The capped funds in the Road District aren’t either.
Northwest of Woodstock running up toward Harvard is Hartland Township.
The Town Fund is about 4 cents short of the maximum set by law and will be able to get an extra 3%, if the Township Board levies it, even if assessments go down 9%.
In the Road District, the Road and Bridge Fund is at its maximum, but the Permanent Road and Building & Equipments Funds are not.
North of Greenwood Township is Hebron Township.
Its Town Fund is in pretty much the same shape as Hartland’s–almost four cents of growth left before State law steps in and stops it. The year after next might be considered a problem from the Road Commissioner’s point of view.
The Road and Bridge Fund is very close to its limit, but, again, the Permanent Road and Building & Equipments Funds are not.
Not even close to the maximum Town Fund tax rate is Marengo Township.
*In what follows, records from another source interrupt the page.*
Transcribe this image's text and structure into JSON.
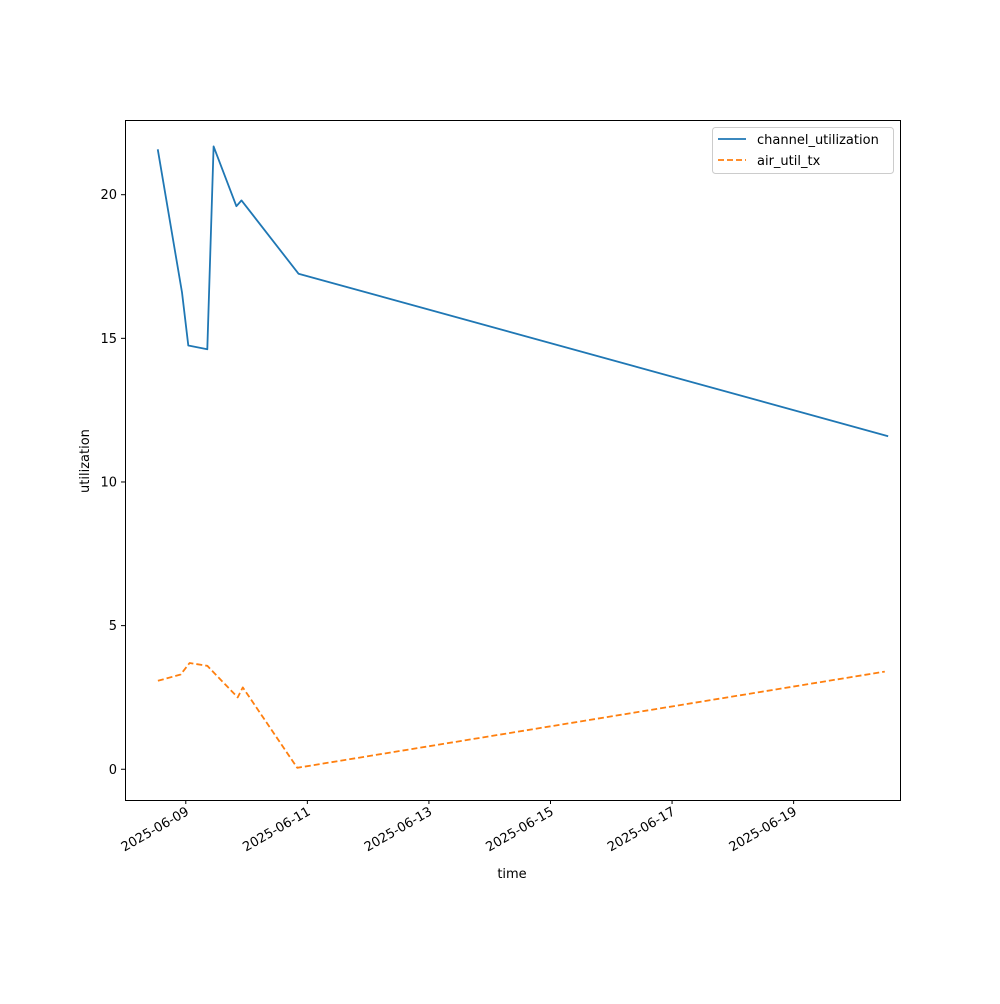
{
  "chart_data": {
    "type": "line",
    "xlabel": "time",
    "ylabel": "utilization",
    "x_type": "datetime",
    "xlim": [
      "2025-06-08T00:00",
      "2025-06-20T18:00"
    ],
    "ylim": [
      -1.07,
      22.6
    ],
    "x_ticks": [
      "2025-06-09",
      "2025-06-11",
      "2025-06-13",
      "2025-06-15",
      "2025-06-17",
      "2025-06-19"
    ],
    "y_ticks": [
      0,
      5,
      10,
      15,
      20
    ],
    "grid": false,
    "legend_position": "top-right",
    "series": [
      {
        "name": "channel_utilization",
        "color": "#1f77b4",
        "style": "solid",
        "points": [
          {
            "x": "2025-06-08T13:00",
            "y": 21.55
          },
          {
            "x": "2025-06-08T22:30",
            "y": 16.6
          },
          {
            "x": "2025-06-09T01:00",
            "y": 14.75
          },
          {
            "x": "2025-06-09T08:30",
            "y": 14.62
          },
          {
            "x": "2025-06-09T11:00",
            "y": 21.68
          },
          {
            "x": "2025-06-09T20:00",
            "y": 19.6
          },
          {
            "x": "2025-06-09T22:00",
            "y": 19.8
          },
          {
            "x": "2025-06-10T20:30",
            "y": 17.25
          },
          {
            "x": "2025-06-20T13:00",
            "y": 11.6
          }
        ]
      },
      {
        "name": "air_util_tx",
        "color": "#ff7f0e",
        "style": "dashed",
        "points": [
          {
            "x": "2025-06-08T13:00",
            "y": 3.08
          },
          {
            "x": "2025-06-08T22:00",
            "y": 3.3
          },
          {
            "x": "2025-06-09T01:30",
            "y": 3.7
          },
          {
            "x": "2025-06-09T08:30",
            "y": 3.6
          },
          {
            "x": "2025-06-09T20:30",
            "y": 2.5
          },
          {
            "x": "2025-06-09T22:30",
            "y": 2.85
          },
          {
            "x": "2025-06-10T20:00",
            "y": 0.05
          },
          {
            "x": "2025-06-20T12:00",
            "y": 3.4
          }
        ]
      }
    ]
  }
}
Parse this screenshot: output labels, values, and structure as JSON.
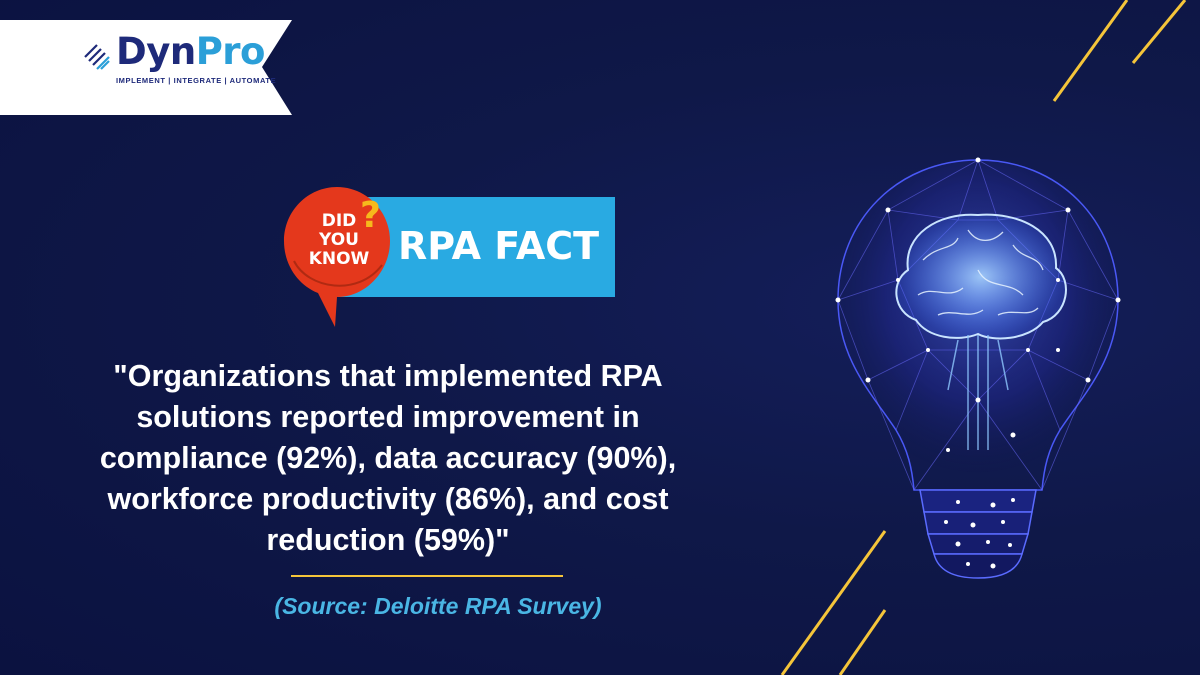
{
  "brand": {
    "name_part1": "Dyn",
    "name_part2": "Pro",
    "tagline": "IMPLEMENT | INTEGRATE | AUTOMATE"
  },
  "badge": {
    "line1": "DID",
    "line2": "YOU",
    "line3": "KNOW",
    "question_mark": "?",
    "label": "RPA FACT"
  },
  "quote": {
    "text": "\"Organizations that implemented RPA solutions reported improvement in compliance (92%), data accuracy (90%), workforce productivity (86%), and cost reduction (59%)\""
  },
  "source": {
    "text": "(Source: Deloitte RPA Survey)"
  },
  "colors": {
    "background": "#0e1645",
    "accent_gold": "#f5c53a",
    "badge_blue": "#29aae2",
    "badge_red": "#e4381c",
    "source_blue": "#4ab6e4",
    "brand_navy": "#1e2a7a",
    "brand_cyan": "#2b9fd8"
  },
  "illustration": {
    "icon": "lightbulb-brain-icon"
  }
}
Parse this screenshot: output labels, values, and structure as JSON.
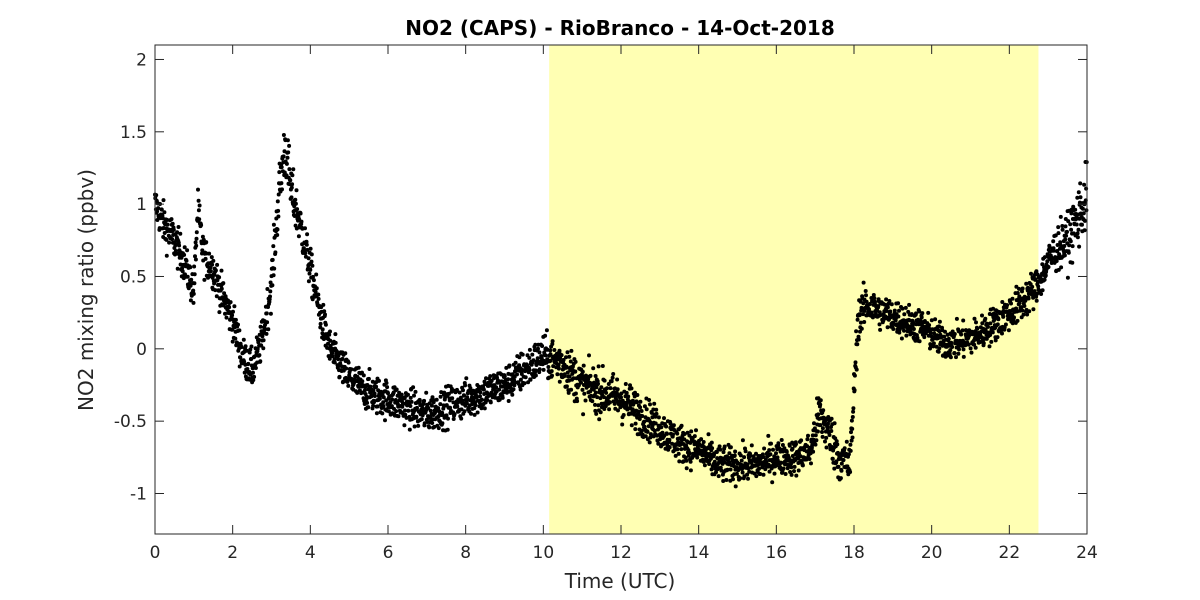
{
  "chart_data": {
    "type": "scatter",
    "title": "NO2 (CAPS) - RioBranco - 14-Oct-2018",
    "xlabel": "Time (UTC)",
    "ylabel": "NO2 mixing ratio (ppbv)",
    "xlim": [
      0,
      24
    ],
    "ylim": [
      -1.28,
      2.1
    ],
    "xticks": [
      0,
      2,
      4,
      6,
      8,
      10,
      12,
      14,
      16,
      18,
      20,
      22,
      24
    ],
    "yticks": [
      -1,
      -0.5,
      0,
      0.5,
      1,
      1.5,
      2
    ],
    "xtick_labels": [
      "0",
      "2",
      "4",
      "6",
      "8",
      "10",
      "12",
      "14",
      "16",
      "18",
      "20",
      "22",
      "24"
    ],
    "ytick_labels": [
      "-1",
      "-0.5",
      "0",
      "0.5",
      "1",
      "1.5",
      "2"
    ],
    "grid": false,
    "shaded_region": {
      "x_start": 10.15,
      "x_end": 22.75,
      "color": "#ffffb3"
    },
    "marker_color": "#000000",
    "series": [
      {
        "x": [
          0.0,
          0.25,
          0.5,
          0.75,
          1.0,
          1.1,
          1.25,
          1.5,
          1.75,
          2.0,
          2.25,
          2.5,
          2.75,
          3.0,
          3.2,
          3.35,
          3.5,
          3.75,
          4.0,
          4.25,
          4.5,
          5.0,
          5.5,
          6.0,
          6.5,
          7.0,
          7.5,
          8.0,
          8.5,
          9.0,
          9.5,
          10.0,
          10.5,
          11.0,
          11.5,
          12.0,
          12.5,
          13.0,
          13.5,
          14.0,
          14.5,
          15.0,
          15.5,
          16.0,
          16.5,
          16.9,
          17.1,
          17.4,
          17.6,
          17.9,
          18.1,
          18.3,
          18.75,
          19.25,
          19.75,
          20.25,
          20.75,
          21.25,
          21.75,
          22.25,
          22.75,
          23.0,
          23.25,
          23.5,
          23.75,
          24.0
        ],
        "y": [
          1.0,
          0.85,
          0.75,
          0.6,
          0.4,
          0.95,
          0.65,
          0.55,
          0.35,
          0.2,
          -0.05,
          -0.15,
          0.05,
          0.45,
          1.1,
          1.4,
          1.1,
          0.85,
          0.55,
          0.25,
          0.0,
          -0.2,
          -0.3,
          -0.35,
          -0.4,
          -0.45,
          -0.4,
          -0.35,
          -0.3,
          -0.25,
          -0.15,
          -0.05,
          -0.1,
          -0.25,
          -0.3,
          -0.35,
          -0.45,
          -0.55,
          -0.65,
          -0.7,
          -0.8,
          -0.8,
          -0.8,
          -0.75,
          -0.75,
          -0.7,
          -0.45,
          -0.6,
          -0.75,
          -0.8,
          0.2,
          0.3,
          0.25,
          0.2,
          0.15,
          0.05,
          0.05,
          0.1,
          0.2,
          0.3,
          0.45,
          0.6,
          0.7,
          0.75,
          0.9,
          1.05
        ],
        "spread": [
          0.12,
          0.13,
          0.13,
          0.12,
          0.12,
          0.15,
          0.12,
          0.12,
          0.12,
          0.12,
          0.12,
          0.12,
          0.12,
          0.14,
          0.17,
          0.2,
          0.17,
          0.14,
          0.13,
          0.12,
          0.12,
          0.12,
          0.12,
          0.12,
          0.12,
          0.12,
          0.12,
          0.12,
          0.12,
          0.12,
          0.13,
          0.13,
          0.15,
          0.14,
          0.14,
          0.14,
          0.13,
          0.12,
          0.12,
          0.12,
          0.12,
          0.11,
          0.11,
          0.11,
          0.11,
          0.11,
          0.16,
          0.16,
          0.14,
          0.14,
          0.14,
          0.12,
          0.11,
          0.11,
          0.11,
          0.11,
          0.11,
          0.11,
          0.11,
          0.12,
          0.12,
          0.13,
          0.14,
          0.16,
          0.2,
          0.22
        ]
      }
    ]
  }
}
With two 3% cost-of-living increases, the Marengo Township Road and Bridge Fund will top out and taxpayers will see some relief.
The Permanent Road Fund is well under its 25 cents per $100 of AV limit
The second largest township in McHenry County–McHenry Township–is at about half it maximum tax rate in the Town Fund.
The concentration of commercial and industrial assessed valuation allows the Road District funds to operate well under their maximums as well.
Running from Crystal Lake Avenue north to southern McHenry, Nunda Township’s Town Fund rate is just over one-third of what it could be under State law.
The same goes for the funds under the Road Commissioner.
To the west of tiny Burton Township lies Richmond Township.
The Town Fund tax rate is well under the minimum, as are the Road District rates.
In the southwestern corner of McHenry County is Riley Township. That part of McHenry County through which the Illinois Tollway goes is all in Riley Township.
Rural, except for the southern part of the City of Marengo, but poised for explosive growth if there is ever a Tollway interchange built at Route 23.
The Town Fund in Riley is in similar shape to those in Hartland and Hebron Townships.
The funds in the Road District are well under their maximums.
The western part of Woodstock is in Seneca Township.
It’s where one of my ancestors settled in the 1830′s before deciding to more east to Ypsilanti, Michigan.
Its Town Fund is at a rate that will take a long time to reach the 25 cent maximum.
Its Road District funds are well below their maximums, too.